Mes mouvements étaient une combinaison de hanches se balançant d'un côté à l'autre, de fesses levées et abaissées, de cuisses tremblantes comme Jello et de respirations profondes en inspirant et en expirant.

Après environ trente minutes pendant lesquelles mon homme a aimé mon clitoris, mon dos s'est cambré haut et tout mon corps a commencé à trembler. Et j'ai commencé à suinter sur le beau visage de mon homme. J'ai suinté et suinté et suinté, pendant cinq ou six bonnes minutes. Étonnamment, mon clitoris n’était pas du tout douloureux. Et ce long orgasme n’avait causé aucune douleur à ma chatte.

C'était jeudi soir. Nous sommes maintenant samedi matin. Et mon homme a embrassé, léché, sucé et grignoté mon clitoris à travers une quinzaine d'orgasmes depuis. Le meilleur, c'était quand je m'asseyais sur une chaise. Ted a doucement serré mes chevilles, levant mes jambes verticalement au-dessus de ma tête. J'ai remué mon torse jusqu'à ce qu'il soit horizontal sur le siège de la chaise, des fesses aux épaules, mes jambes s'élevant directement sur le dossier de la chaise et ma tête pendante à l'envers au-dessus de la chaise.

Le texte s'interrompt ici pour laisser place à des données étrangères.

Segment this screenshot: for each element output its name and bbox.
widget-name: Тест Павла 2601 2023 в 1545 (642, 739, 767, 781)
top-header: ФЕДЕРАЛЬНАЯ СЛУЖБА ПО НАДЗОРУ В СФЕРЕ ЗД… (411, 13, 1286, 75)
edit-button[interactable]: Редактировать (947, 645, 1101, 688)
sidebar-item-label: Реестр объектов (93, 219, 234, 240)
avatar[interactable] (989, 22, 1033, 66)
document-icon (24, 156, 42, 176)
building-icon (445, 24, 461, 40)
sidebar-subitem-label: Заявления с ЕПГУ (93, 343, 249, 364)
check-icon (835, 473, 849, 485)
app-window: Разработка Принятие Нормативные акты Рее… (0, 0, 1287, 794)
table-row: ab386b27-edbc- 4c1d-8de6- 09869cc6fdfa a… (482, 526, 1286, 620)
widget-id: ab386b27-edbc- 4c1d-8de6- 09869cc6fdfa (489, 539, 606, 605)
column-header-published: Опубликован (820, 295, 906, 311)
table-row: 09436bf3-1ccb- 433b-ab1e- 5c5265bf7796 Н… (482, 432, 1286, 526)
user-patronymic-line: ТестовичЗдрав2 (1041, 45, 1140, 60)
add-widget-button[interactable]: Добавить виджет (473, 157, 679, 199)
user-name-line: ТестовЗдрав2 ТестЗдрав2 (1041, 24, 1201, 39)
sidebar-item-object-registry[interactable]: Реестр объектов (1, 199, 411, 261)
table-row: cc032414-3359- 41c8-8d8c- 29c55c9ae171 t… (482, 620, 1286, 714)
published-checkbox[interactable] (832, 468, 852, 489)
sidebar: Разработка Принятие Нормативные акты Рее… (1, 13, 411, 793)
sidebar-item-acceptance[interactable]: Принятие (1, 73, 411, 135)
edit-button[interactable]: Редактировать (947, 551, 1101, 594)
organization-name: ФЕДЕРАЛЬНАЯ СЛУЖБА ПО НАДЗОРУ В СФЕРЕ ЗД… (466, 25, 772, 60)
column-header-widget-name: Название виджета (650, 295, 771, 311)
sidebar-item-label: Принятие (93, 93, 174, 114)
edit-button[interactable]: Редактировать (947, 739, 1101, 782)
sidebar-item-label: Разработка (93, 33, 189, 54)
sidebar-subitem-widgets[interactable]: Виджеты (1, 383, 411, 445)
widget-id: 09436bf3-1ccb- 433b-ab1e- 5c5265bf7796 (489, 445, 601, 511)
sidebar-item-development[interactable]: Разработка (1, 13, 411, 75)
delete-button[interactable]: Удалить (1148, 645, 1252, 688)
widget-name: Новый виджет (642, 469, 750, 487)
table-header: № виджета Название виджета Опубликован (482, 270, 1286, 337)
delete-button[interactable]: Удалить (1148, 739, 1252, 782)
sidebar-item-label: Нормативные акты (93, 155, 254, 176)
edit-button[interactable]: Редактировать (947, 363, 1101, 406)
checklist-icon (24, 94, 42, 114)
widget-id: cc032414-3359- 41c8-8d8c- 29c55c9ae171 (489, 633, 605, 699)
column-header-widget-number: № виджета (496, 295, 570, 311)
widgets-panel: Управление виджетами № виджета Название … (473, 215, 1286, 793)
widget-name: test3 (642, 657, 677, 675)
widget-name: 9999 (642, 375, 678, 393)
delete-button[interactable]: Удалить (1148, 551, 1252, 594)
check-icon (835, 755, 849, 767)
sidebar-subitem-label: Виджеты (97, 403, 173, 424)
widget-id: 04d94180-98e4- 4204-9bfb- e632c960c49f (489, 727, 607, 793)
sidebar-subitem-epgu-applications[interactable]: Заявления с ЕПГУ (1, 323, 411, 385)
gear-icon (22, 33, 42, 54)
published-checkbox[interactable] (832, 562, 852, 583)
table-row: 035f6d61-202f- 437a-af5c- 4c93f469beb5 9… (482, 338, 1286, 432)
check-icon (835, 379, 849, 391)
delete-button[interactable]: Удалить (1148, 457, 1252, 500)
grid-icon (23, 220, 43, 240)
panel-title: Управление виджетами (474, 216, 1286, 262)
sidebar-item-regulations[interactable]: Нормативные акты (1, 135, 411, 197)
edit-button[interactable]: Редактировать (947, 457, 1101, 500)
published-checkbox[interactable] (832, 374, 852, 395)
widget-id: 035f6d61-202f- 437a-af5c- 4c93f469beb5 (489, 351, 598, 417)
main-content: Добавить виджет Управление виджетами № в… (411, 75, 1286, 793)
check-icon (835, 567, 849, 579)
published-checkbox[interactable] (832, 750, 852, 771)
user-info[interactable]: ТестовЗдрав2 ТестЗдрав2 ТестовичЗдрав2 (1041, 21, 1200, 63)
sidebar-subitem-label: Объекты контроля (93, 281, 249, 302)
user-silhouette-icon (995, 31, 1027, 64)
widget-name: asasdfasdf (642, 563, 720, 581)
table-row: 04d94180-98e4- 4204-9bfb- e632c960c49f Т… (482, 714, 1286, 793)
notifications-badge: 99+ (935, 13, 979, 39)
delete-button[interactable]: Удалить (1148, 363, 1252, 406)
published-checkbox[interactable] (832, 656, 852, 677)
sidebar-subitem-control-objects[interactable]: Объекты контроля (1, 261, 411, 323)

Dans cette position, la bite de Ted était dans la position idéale pour l'attraper à deux mains et le faire descendre dans ma gorge. Ma chatte était parfaitement positionnée pour ses baisers doux, affectueux et sans fin. Aucun de nous ne voulait que ce moment se termine, mais il savait que je ne pourrais pas résister longtemps à ses impitoyables grignotages de clitoris.

« Je vais Sperme! » lui ai-je crié à l'oreille.

« Moi aussi! » murmura-t-il.

Mes lèvres se sont serrées autour de son énorme bite et j'ai sucé comme un aspirateur. Juste au moment où il commençait à exploser dans ma gorge, ses dents mordirent doucement mon clitoris palpitant. Aucun de nous ne s'est arrêté avant d'avoir mis quatre charges sur le visage de l'autre.

Je dois encore attendre vingt-deux jours. avant que ma chatte ne se fasse à nouveau baiser. Mais j'aime ne pas pouvoir me contenter de boire les orgasmes de mon mari. Mais il peut aussi à nouveau boire mes orgasmes. Les jours heureux sont de retour

Alors, vous m'excuserez tous si je me retire de cette histoire maintenant, afin que je puisse jouir sur le beau visage de mon homme pour la seizième fois en deux jours et demi.